The World Economic Forum’s Chief Economist Outlook Report published on Monday highlighted that inflation remains a major concern. Nearly 80% of the top economists surveyed said central banks face “a trade-off between managing inflation and maintaining financial sector stability,” while a similar proportion expect central banks to struggle to reach their inflation targets.

“Most senior economists expect central banks to play a very delicate dance between the desire to cut inflation further and the financial stability concerns that have also arisen in the past few months,” Zahidi told CNBC Monday.

As a result, she explained, this trade-off will become more difficult, as about three-quarters of the economists surveyed expected that inflation would remain high, or that central banks would be unable to act quickly enough to bring it down to the target.

First Republic Bank became the latest victim over the weekend, the third among mid-sized US banks after the sudden collapse of Silicon Valley Bank and Signature Bank in early March. This time, it was JPMorgan Chase that came to the rescue, as the Wall Street giant won an auction over the weekend for the beleaguered regional lender after it was seized by the California Financial Protection and Innovation Administration.

CEO Jamie Dimon claimed the decision marked the end of recent market turmoil as JPMorgan Chase acquired nearly all of First Republic’s deposits and the majority of its assets.

However, rising inflation and increasing financial instability remain, several prominent economists told a panel at the World Economic Forum’s Growth Summit in Geneva on Tuesday.

“People have not centered around this new era, where we have an era that is going to be more structurally bloated, a post-globalization world where we are not going to have the same volume of trade, there are going to be more trade barriers,” said Karen Harris, managing director of macro trends at Bain & Co. company: “

“And we have a declining workforce, which requires investment in automation in many markets, and therefore less capital generation, less movement of capital and goods, more demand for capital. That means inflation, the inflationary impulse will be higher.”

Harris added that this does not mean that actual rates of inflation will be higher, but rather that it requires that real rates (which are adjusted for inflation) be higher for longer, which she said creates “a lot of risk” in that the “calibration era of low rates has become so entrenched Getting used to higher rates, this determination, will create failures that we have not yet seen or expected.

She added that it “defies logic” that while the industry is trying to shift quickly to a higher interest rate environment, there will be no further losses beyond SVB, Signature, Credit Suisse and First Republic.

After the sudden rise in interest rates over the past 15 months or so, central banks will likely want to “wait and see” how this shift in monetary policy plays out through the economy, said Jorge Cecilia, chief economist at BBVA Group. However, he said the biggest concern is potential “pockets of instability” that the market is not currently aware of.

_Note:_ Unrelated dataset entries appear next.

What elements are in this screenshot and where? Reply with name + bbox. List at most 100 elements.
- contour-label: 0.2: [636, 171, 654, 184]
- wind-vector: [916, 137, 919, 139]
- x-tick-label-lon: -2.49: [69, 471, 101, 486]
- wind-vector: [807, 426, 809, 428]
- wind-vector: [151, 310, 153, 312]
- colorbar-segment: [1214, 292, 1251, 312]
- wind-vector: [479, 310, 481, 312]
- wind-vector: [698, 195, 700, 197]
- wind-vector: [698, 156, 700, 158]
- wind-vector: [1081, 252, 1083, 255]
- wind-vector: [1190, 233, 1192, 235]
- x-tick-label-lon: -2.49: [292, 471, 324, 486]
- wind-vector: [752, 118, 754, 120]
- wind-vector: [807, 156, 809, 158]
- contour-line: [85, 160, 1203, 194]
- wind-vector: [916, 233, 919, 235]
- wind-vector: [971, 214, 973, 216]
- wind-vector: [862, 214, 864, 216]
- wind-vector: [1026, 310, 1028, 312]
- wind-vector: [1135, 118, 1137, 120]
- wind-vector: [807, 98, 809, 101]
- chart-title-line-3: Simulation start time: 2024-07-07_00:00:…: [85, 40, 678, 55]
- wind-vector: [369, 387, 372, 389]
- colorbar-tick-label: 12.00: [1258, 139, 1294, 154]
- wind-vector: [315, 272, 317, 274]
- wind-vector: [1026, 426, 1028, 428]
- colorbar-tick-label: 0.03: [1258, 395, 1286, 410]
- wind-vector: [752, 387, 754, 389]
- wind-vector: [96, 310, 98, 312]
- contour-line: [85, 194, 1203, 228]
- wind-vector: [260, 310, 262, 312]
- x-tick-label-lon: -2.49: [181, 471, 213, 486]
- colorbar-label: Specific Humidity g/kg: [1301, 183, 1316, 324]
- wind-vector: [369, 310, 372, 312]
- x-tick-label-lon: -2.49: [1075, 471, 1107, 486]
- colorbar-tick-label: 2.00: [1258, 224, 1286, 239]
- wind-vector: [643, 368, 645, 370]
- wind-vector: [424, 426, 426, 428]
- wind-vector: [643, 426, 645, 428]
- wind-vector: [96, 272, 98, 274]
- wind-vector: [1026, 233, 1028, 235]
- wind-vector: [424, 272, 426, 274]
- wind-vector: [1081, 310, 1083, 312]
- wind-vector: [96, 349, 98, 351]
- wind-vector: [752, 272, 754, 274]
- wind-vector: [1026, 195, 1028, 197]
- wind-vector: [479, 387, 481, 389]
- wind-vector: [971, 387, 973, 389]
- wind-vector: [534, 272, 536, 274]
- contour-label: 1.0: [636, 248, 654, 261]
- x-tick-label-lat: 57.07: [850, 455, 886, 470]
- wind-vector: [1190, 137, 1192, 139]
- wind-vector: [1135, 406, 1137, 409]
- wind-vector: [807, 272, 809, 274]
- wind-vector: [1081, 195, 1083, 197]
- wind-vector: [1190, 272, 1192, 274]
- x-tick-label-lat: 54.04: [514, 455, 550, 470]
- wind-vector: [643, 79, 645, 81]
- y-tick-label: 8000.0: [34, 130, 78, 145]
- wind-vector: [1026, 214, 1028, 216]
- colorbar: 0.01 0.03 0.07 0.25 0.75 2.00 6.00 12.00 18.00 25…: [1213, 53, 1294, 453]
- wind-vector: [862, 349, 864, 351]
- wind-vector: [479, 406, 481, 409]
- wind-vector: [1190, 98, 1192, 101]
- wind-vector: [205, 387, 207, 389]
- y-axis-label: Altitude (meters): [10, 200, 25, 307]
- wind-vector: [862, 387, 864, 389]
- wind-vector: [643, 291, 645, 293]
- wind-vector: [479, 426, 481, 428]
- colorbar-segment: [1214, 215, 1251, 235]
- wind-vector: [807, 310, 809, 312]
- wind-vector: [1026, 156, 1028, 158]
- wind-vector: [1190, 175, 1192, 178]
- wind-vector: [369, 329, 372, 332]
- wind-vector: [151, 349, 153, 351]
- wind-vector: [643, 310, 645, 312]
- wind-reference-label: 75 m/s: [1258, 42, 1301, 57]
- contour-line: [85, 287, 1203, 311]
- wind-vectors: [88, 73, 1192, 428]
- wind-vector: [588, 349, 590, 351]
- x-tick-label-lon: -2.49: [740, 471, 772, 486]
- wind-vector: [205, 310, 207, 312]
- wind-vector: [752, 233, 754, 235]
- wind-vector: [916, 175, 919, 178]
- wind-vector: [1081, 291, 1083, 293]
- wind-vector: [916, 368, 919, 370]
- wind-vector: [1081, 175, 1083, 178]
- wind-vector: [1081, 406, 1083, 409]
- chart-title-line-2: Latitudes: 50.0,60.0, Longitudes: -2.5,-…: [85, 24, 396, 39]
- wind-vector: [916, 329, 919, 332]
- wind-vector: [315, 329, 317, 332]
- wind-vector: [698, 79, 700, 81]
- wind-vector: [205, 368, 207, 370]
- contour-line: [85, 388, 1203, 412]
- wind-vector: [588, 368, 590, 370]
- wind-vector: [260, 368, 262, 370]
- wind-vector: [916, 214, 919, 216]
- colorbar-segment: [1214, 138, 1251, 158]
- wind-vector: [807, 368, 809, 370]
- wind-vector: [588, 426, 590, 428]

“In a world where the leverage is so high because you have very low interest rates for a long period of time, where the liquidity will not be as sufficient as before, you will not know where the next problem will go,” Sicily told the committee.

He also drew attention to the recent IMF Financial Stability Report’s reference to the “interdependence” between leverage and liquidity and these pockets of instability.

“If the interdependence of pockets of instability does not go into the banking system that normally provides the lending, it need not create a huge problem, and therefore, central banks can continue to focus on inflation,” Cecilia said.

“This does not mean that we will not experience instability, but it does mean that it will be worse down the road if inflation does not come down to levels close to 2 or 3%, and central banks are still around.”